Nineteen confirmed dead; at least 59 hospitalised; many children still being searched for by their parents. It is the stuff of nightmares, but, in this case, the nightmare is real.
We are told that the blast had all the elements of a terror attack, and the fact that the target was unarmed young people simply highlights the horror and revulsion we all feel.
So, how do we deal with it?
For some, it will be necessary to talk: to spew out all the anger and frustration they feel when faced with something we none of us can control.

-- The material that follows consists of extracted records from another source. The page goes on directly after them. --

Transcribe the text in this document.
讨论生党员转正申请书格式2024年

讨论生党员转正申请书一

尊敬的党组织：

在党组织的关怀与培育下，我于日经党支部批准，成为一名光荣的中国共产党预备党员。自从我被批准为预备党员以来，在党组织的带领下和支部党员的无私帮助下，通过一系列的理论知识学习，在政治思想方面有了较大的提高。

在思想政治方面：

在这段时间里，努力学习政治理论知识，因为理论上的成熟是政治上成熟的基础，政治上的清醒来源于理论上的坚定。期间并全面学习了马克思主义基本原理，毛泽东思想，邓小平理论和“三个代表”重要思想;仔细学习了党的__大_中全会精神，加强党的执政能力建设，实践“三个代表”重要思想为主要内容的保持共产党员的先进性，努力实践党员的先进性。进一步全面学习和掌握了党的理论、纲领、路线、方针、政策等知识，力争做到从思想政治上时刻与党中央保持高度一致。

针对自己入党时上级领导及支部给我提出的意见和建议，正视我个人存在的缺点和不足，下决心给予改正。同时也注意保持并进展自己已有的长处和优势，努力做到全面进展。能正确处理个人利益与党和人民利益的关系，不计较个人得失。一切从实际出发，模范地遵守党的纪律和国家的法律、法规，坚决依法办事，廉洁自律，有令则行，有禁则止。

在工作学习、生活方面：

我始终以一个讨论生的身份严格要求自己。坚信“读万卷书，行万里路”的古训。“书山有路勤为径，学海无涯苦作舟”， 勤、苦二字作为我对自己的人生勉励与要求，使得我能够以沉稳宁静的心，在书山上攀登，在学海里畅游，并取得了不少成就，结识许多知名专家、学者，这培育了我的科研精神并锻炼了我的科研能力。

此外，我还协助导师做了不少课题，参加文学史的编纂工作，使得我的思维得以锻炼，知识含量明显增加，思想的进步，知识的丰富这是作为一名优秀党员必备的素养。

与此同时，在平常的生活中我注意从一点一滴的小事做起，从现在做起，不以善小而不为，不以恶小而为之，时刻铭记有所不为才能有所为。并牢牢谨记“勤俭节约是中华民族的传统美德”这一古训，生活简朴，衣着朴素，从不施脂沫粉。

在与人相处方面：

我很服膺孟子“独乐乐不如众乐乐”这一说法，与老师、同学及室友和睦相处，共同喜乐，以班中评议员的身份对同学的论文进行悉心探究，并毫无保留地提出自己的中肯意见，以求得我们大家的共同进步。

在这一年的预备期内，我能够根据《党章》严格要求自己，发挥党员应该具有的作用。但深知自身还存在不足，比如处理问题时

For some, it will be more helpful to remain silent: to wrestle inwardly with rage and incomprehension and the desire for revenge which can so often find an unjust focus. And for some, there will be the apparent ‘nothingness’ of prayer: the constant dashing against Christ of all the bafflement and contradictory feelings we have in the face of such suffering.
Whichever way we choose, and most of us won’t actually “choose” but respond instinctively, there is one thing we need to remember: if this was a terrorist attack, a deliberately planned act, then Christ died for this sin, as he died for all human sin, and has redeemed it.
That does not lessen the pain, the sorrow or the sense of outrage, but it does allow a chink of light into the darkness.